Sunday 28 October 2018

Humble concoctions: In my Mind's Eye



Sometimes I gather stray thoughts together and I come up with humble things like this:

In my Mind’s Eye

My old mother used to say
If you can’t see the ocean
Behind those pale blue eyes
You are likely blind

And if you can’t feel the heat
In those dying embers
You’ve never been touched
By the divine

Your world is there
And you are forever
Reshaping it only
 In your mind’s eye

Saturday 20 October 2018

Writing as a process: let's get extreme!



Writing at any level in our days has become a burden rather than a time of reflection and quiet introspection.

Technology and its concomitant distractions prevent young -- and more mature -- learners from  concentrating  on the task at hand. I dare say the social media, with their semblance of sociability, cultivate the attitude that being left on our own and to our own devices points to inflicted isolation, which is to be avoided by all means.

Motivating learners to write somehow involves persuading them to rethink the value of spending time alone with their thoughts, and this is not an easy thing to do but definitely worth trying.

A word of warning: I am not advocating a school environment free from technological equipment nor am I in favour of leaving students to deal with a writing task without support from the teacher. What I am saying is that independent thinking also occurs when the students are given time and opportunity to examine a question with the freshness of their own mind.
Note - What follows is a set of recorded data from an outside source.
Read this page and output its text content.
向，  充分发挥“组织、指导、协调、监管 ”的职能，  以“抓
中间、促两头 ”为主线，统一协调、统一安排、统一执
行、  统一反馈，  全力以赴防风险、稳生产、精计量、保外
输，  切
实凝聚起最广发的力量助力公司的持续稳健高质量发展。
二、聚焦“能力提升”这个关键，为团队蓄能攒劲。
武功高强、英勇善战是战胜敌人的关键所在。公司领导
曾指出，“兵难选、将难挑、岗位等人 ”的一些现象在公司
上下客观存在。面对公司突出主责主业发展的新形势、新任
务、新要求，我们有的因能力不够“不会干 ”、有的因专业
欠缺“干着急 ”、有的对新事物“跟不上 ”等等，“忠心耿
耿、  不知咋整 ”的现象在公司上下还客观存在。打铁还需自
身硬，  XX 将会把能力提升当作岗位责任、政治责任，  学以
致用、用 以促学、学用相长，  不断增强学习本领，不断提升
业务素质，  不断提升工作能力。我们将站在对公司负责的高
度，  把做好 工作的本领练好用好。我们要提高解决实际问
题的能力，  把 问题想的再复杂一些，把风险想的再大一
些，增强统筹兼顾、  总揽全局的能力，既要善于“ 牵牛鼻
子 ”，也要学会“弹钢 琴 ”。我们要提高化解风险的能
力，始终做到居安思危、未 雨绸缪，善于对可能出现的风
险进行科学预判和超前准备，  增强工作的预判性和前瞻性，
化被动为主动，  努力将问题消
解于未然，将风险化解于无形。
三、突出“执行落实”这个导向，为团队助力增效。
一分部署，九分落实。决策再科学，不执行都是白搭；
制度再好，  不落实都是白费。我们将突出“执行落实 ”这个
Writing at an advanced level is an extremely demanding activity as it requires performing many different subtasks. I therefore suggest that the teacher develops a method of guiding the students through the different stages of drafting and editing a piece of writing -- perhaps a different one depending on the nature of the task.

I will now focus on a specific form of writing and suggest an approach which could not only enable the learners to complete the task but would also teach them skills and ways of addressing similar writing tasks while at the same time it will activate their minds.

This is the topic
A sports magazine has invited its readers to write letters on the topic of dangerous sports. You have decided to write a letter (280-320 words) expressing your views about dangerous sports and what you think the responsibilities of the people who do these sports are.
It is a task set in the coursebook Masterclass for the Cambridge Proficiency published by Oxford University.

The first step was to ask the students for a definition of extreme sports to which the answer is typically an activity which carries a high risk possibly incongruous with the pleasure derived from practising it – though the last point is highly questionable.

Although the task seemed and indeed was quite straightforward, the students did not have enough ideas to develop into a 300-word letter, which brings me to the next step.

By focusing on structure and format, coursebooks tend to overlook the dearth of ideas and arguments, which is really the raw material for structuring anything at all. Rather than providing the students with a ready-made model, which is often well beyond their scope and abilities, I consider it a priority to train them to look for information on the Internet. It takes some time to learn the ropes since searching should yield the most relevant results, which requires thinking carefully of the key words of the search.

On this particular occasion I did the search for the students and gave them the links so they could read up. The first text was a New York Times article:
Taking sports to the extreme

The second one was a post from a blog:
Should extreme sports be banned as they put people’s lives at risk

The third one was an article again from The Conversation:
Adrenaline zen: what “normal people” can learn from extreme sports

The most important thing to warn the students about is that the texts they will read are in different formats and styles from what they have been asked to produce, which means that they will have to select the points that they will include in their own writing. They can copy-paste the relevant extracts onto a sheet of paper but the teacher must point out that they have to read the whole texts and then select relevant bits.

When the students had garnered all the relevant information, I gave them my notes, which evidently lay no claim to stylistic uniformity or structural integrity. The important thing is to make it clear to the students that their notes are a bank from which they can draw but not necessarily exhaust. The notes may contain ideas about linking devices which will come in useful later.

Here are the notes I made and passed on to my students as an example of what I was asking of them:


Once they have done the above, they are ready to start the laborious task of organising the ideas in the format required (a letter in this case) and adapting the material collected to their own personal style if their writing is not going to read like a mosaic of different styles and loosely connected ideas.

The final stage is the actual writing. When this is done in class, which it normally is, I make sure that I keep an eye on what each student writes in order to help with phrasing and stop them from wandering off. It is a painstaking process for the students and teacher alike but one that pays off in the long run.